Joanne McDonald

Personal information
- Born: 1952 (age 72–73) St. John’s, Newfoundland and Labrador
- Home town: St. Mary's, Newfoundland and Labrador

Sport
- Country: Canada
- Sport: Wheelchair basketball; Para-athletics; Table tennis;

= Joanne McDonald =

Joanne McDonald (born 1952) is a Canadian wheelchair sport athlete and disability rights advocate. She played on the Canadian women’s national wheelchair basketball team from 1974 to 1985 and competed at the 1976, 1980, and 1984 Paralympic Games. In para-athletics, McDonald won medals in women's slalom 5 in 1976 and 1980.

== Career ==

=== Sport ===
During her career, McDonald competed for Canada in a variety of sports including wheelchair basketball, para-athletics (wheelchair slalom), and table tennis. From 1974 to 1985, she represented Canada in wheelchair basketball competing on the Canadian women’s national wheelchair basketball team. At the 1976 Summer Paralympics, she won silver in women's slalom 5. McDonald won gold in the same event at the 1980 Summer Paralympics.

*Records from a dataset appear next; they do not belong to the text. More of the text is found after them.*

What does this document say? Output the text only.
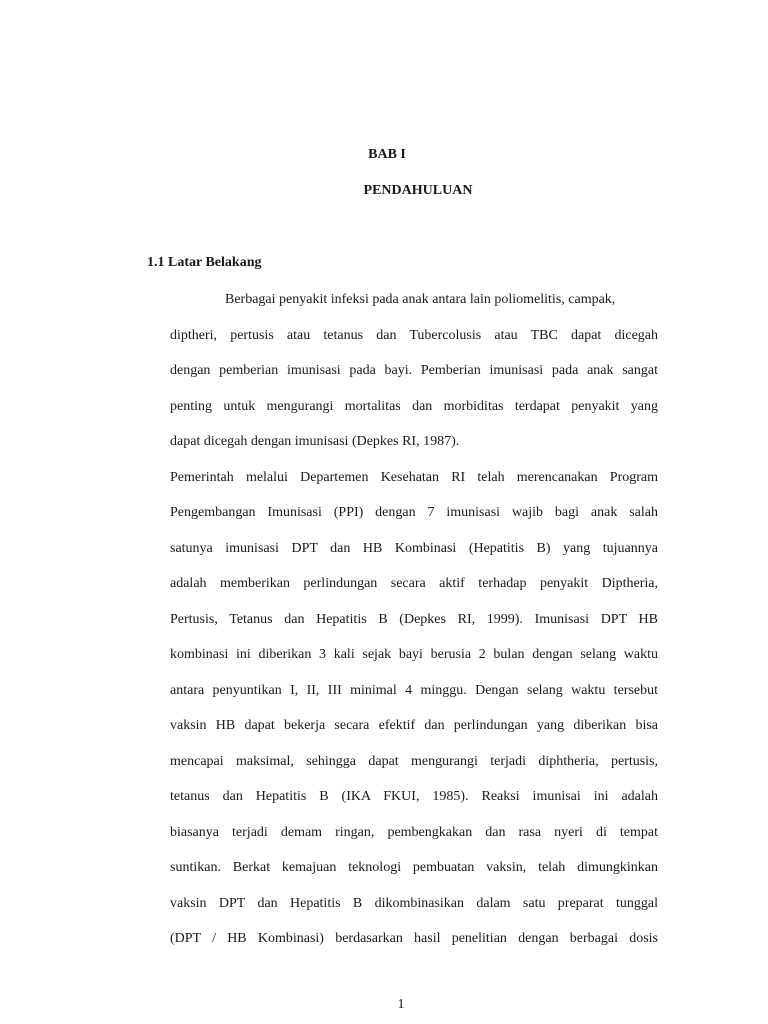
BAB I
PENDAHULUAN
1.1 Latar Belakang
Berbagai penyakit infeksi pada anak antara lain poliomelitis, campak,
diptheri, pertusis atau tetanus dan Tubercolusis atau TBC dapat dicegah
dengan pemberian imunisasi pada bayi. Pemberian imunisasi pada anak sangat
penting untuk mengurangi mortalitas dan morbiditas terdapat penyakit yang
dapat dicegah dengan imunisasi (Depkes RI, 1987).
Pemerintah melalui Departemen Kesehatan RI telah merencanakan Program
Pengembangan Imunisasi (PPI) dengan 7 imunisasi wajib bagi anak salah
satunya imunisasi DPT dan HB Kombinasi (Hepatitis B) yang tujuannya
adalah memberikan perlindungan secara aktif terhadap penyakit Diptheria,
Pertusis, Tetanus dan Hepatitis B (Depkes RI, 1999). Imunisasi DPT HB
kombinasi ini diberikan 3 kali sejak bayi berusia 2 bulan dengan selang waktu
antara penyuntikan I, II, III minimal 4 minggu. Dengan selang waktu tersebut
vaksin HB dapat bekerja secara efektif dan perlindungan yang diberikan bisa
mencapai maksimal, sehingga dapat mengurangi terjadi diphtheria, pertusis,
tetanus dan Hepatitis B (IKA FKUI, 1985). Reaksi imunisai ini adalah
biasanya terjadi demam ringan, pembengkakan dan rasa nyeri di tempat
suntikan. Berkat kemajuan teknologi pembuatan vaksin, telah dimungkinkan
vaksin DPT dan Hepatitis B dikombinasikan dalam satu preparat tunggal
(DPT / HB Kombinasi) berdasarkan hasil penelitian dengan berbagai dosis
1
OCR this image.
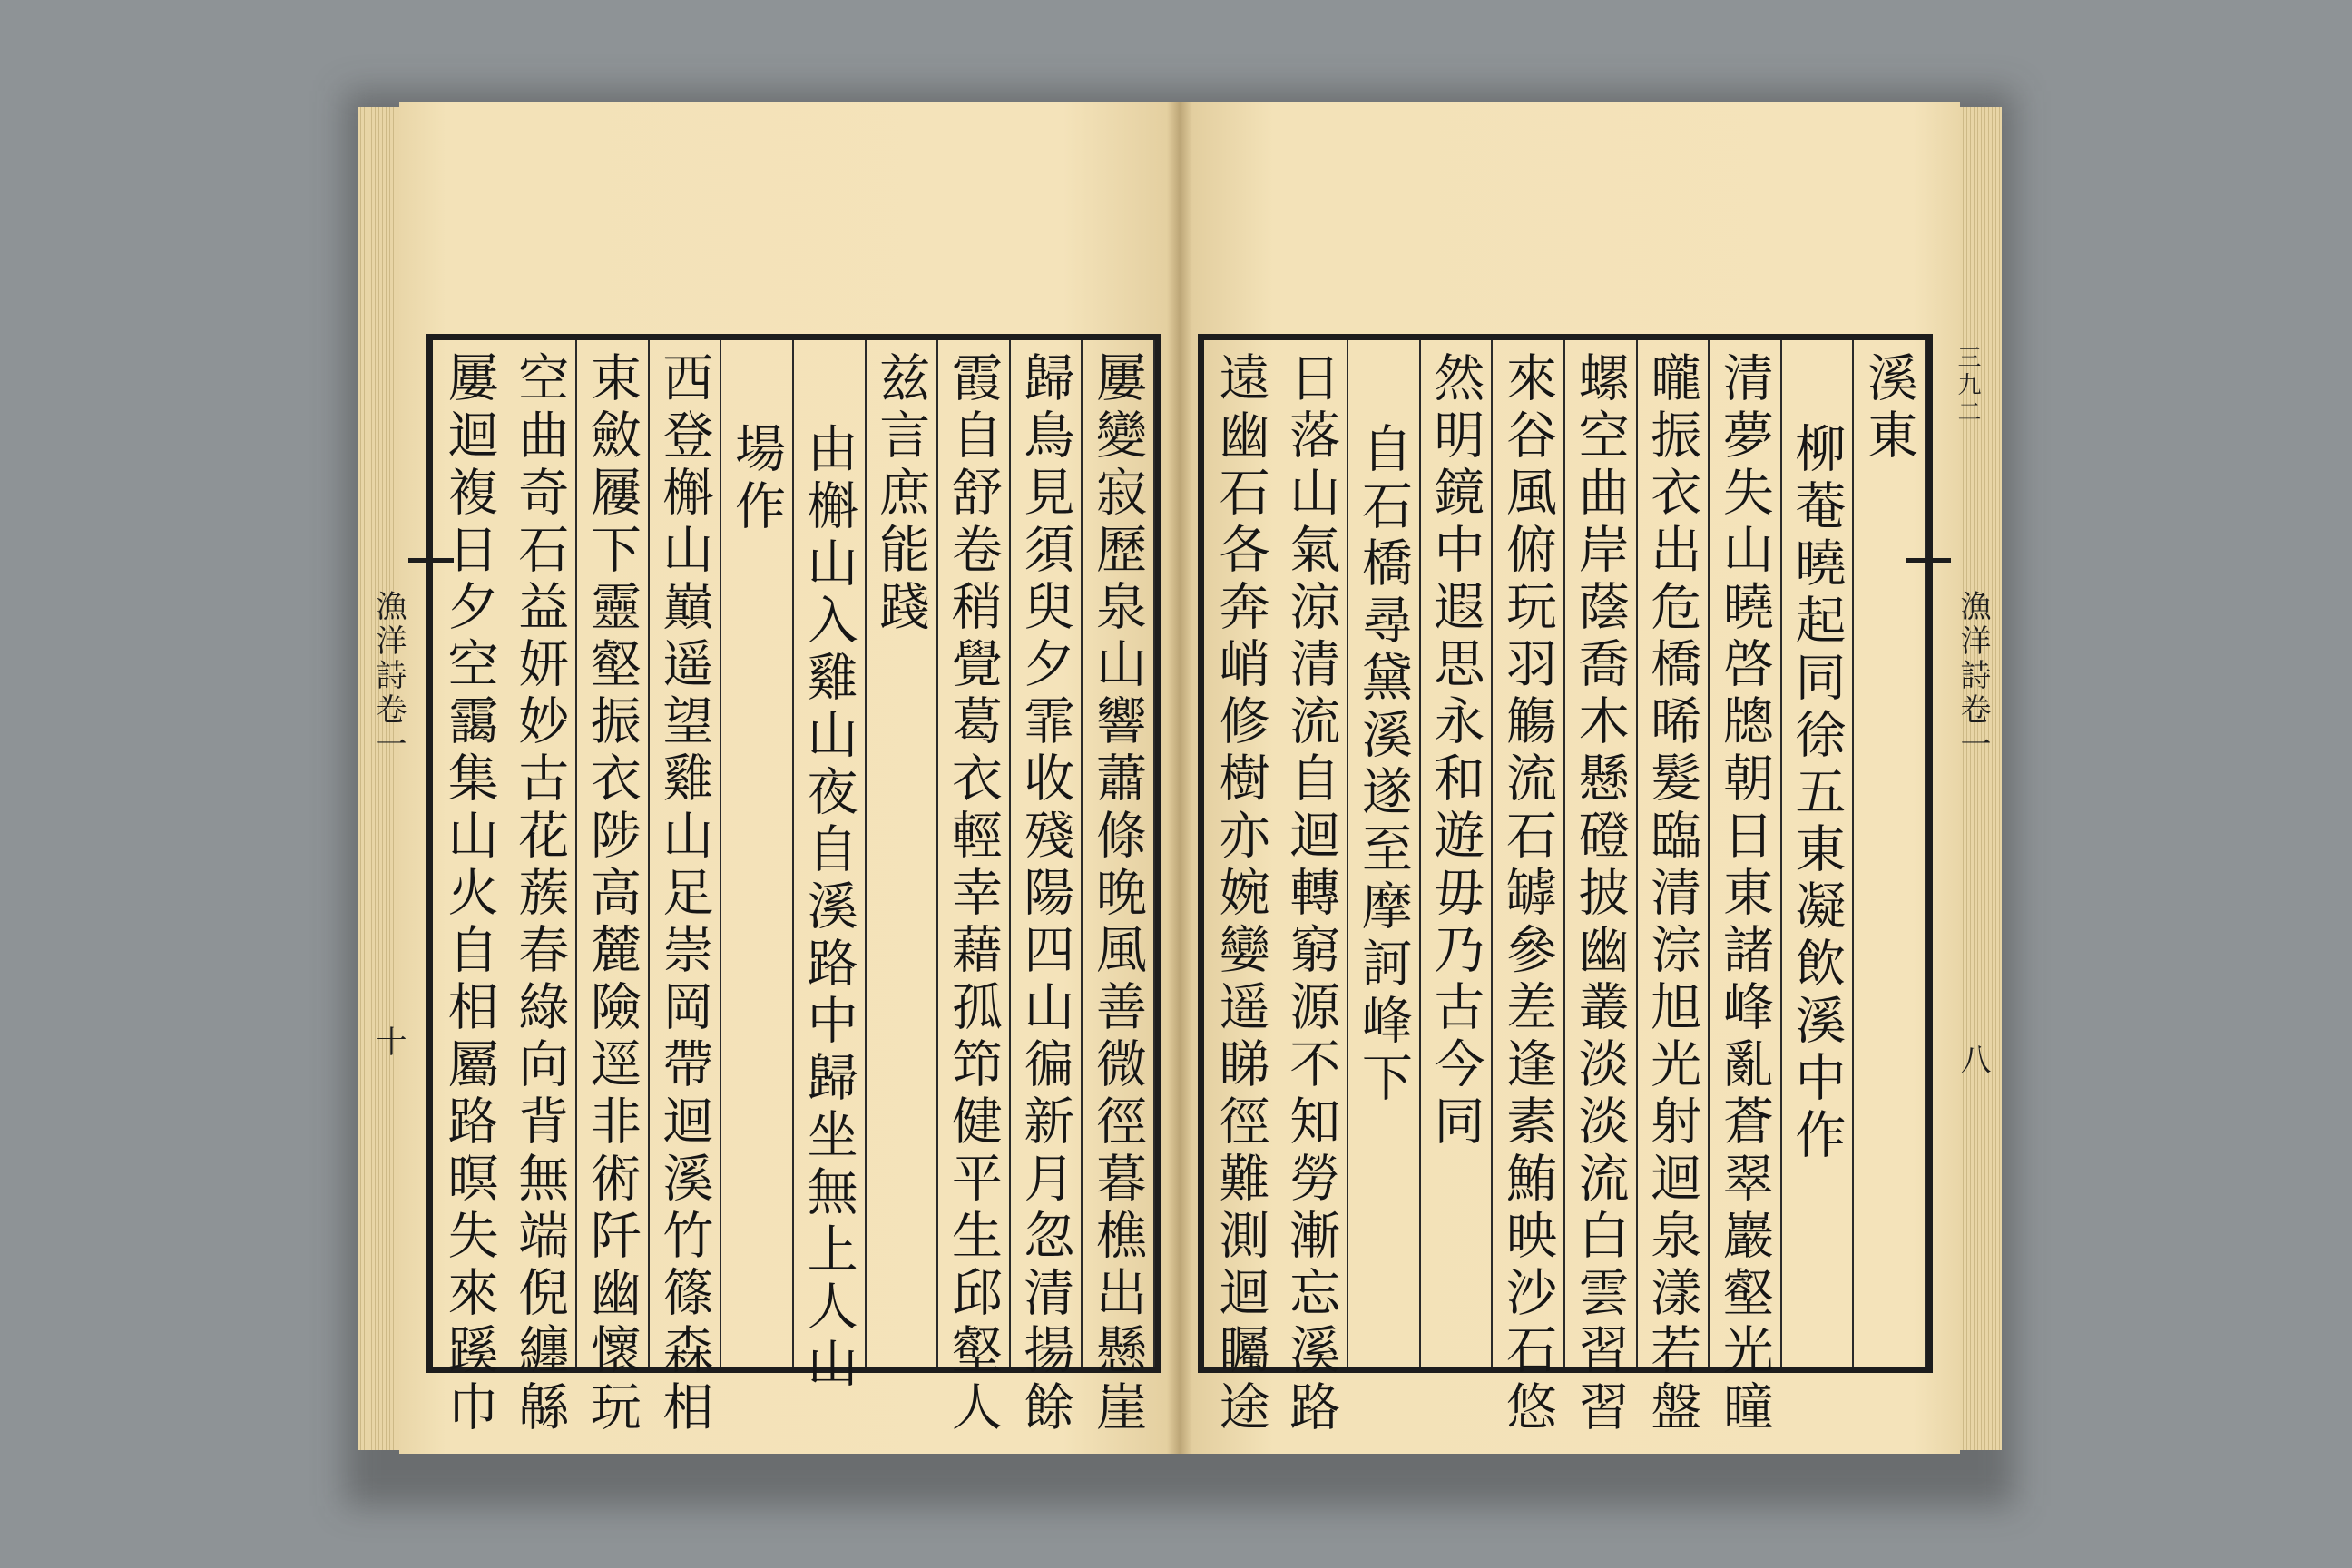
屢變寂歷泉山響蕭條晚風善微徑暮樵出懸崖
歸鳥見須臾夕霏收殘陽四山徧新月忽清揚餘
霞自舒卷稍覺葛衣輕幸藉孤笻健平生邱壑人
兹言庶能踐
由槲山入雞山夜自溪路中歸坐無上人山
場作
西登槲山巔遥望雞山足崇岡帶迴溪竹篠森相
束斂屨下靈壑振衣陟高麓險逕非術阡幽懷玩
空曲奇石益妍妙古花蔟春綠向背無端倪纏緜
屢迴複日夕空靄集山火自相屬路暝失來蹊巾
漁洋詩卷一
十
溪東
柳菴曉起同徐五東凝飲溪中作
清夢失山曉啓牕朝日東諸峰亂蒼翠巖壑光曈
曨振衣出危橋晞髮臨清淙旭光射迴泉漾若盤
螺空曲岸蔭喬木懸磴披幽叢淡淡流白雲習習
來谷風俯玩羽觴流石罅參差逢素鮪映沙石悠
然明鏡中遐思永和遊毋乃古今同
自石橋尋黛溪遂至摩訶峰下
日落山氣涼清流自迴轉窮源不知勞漸忘溪路
遠幽石各奔峭修樹亦婉孌遥睇徑難測迴矚途	三九二
漁洋詩卷一
八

She was inducted into the SportNL Hall of Fame in 1993. She became a member of the Order of Newfoundland and Labrador in 2004 and an Officer of the Order of Canada in 2008. McDonald received an honorary doctor of laws from Memorial University in 2016. In 2020, she was inducted into the Wheelchair Basketball Canada Hall of Fame.

=== Advocacy ===
With Mary Reid, McDonald co-created History of Disability Rights N.L., an organization that collects, preserves, and promotes disability history in Newfoundland and Labrador.

== Personal life ==
She was born in St. John's, Newfoundland and Labrador in 1952 with spina bifida. She grew up in St. Mary's.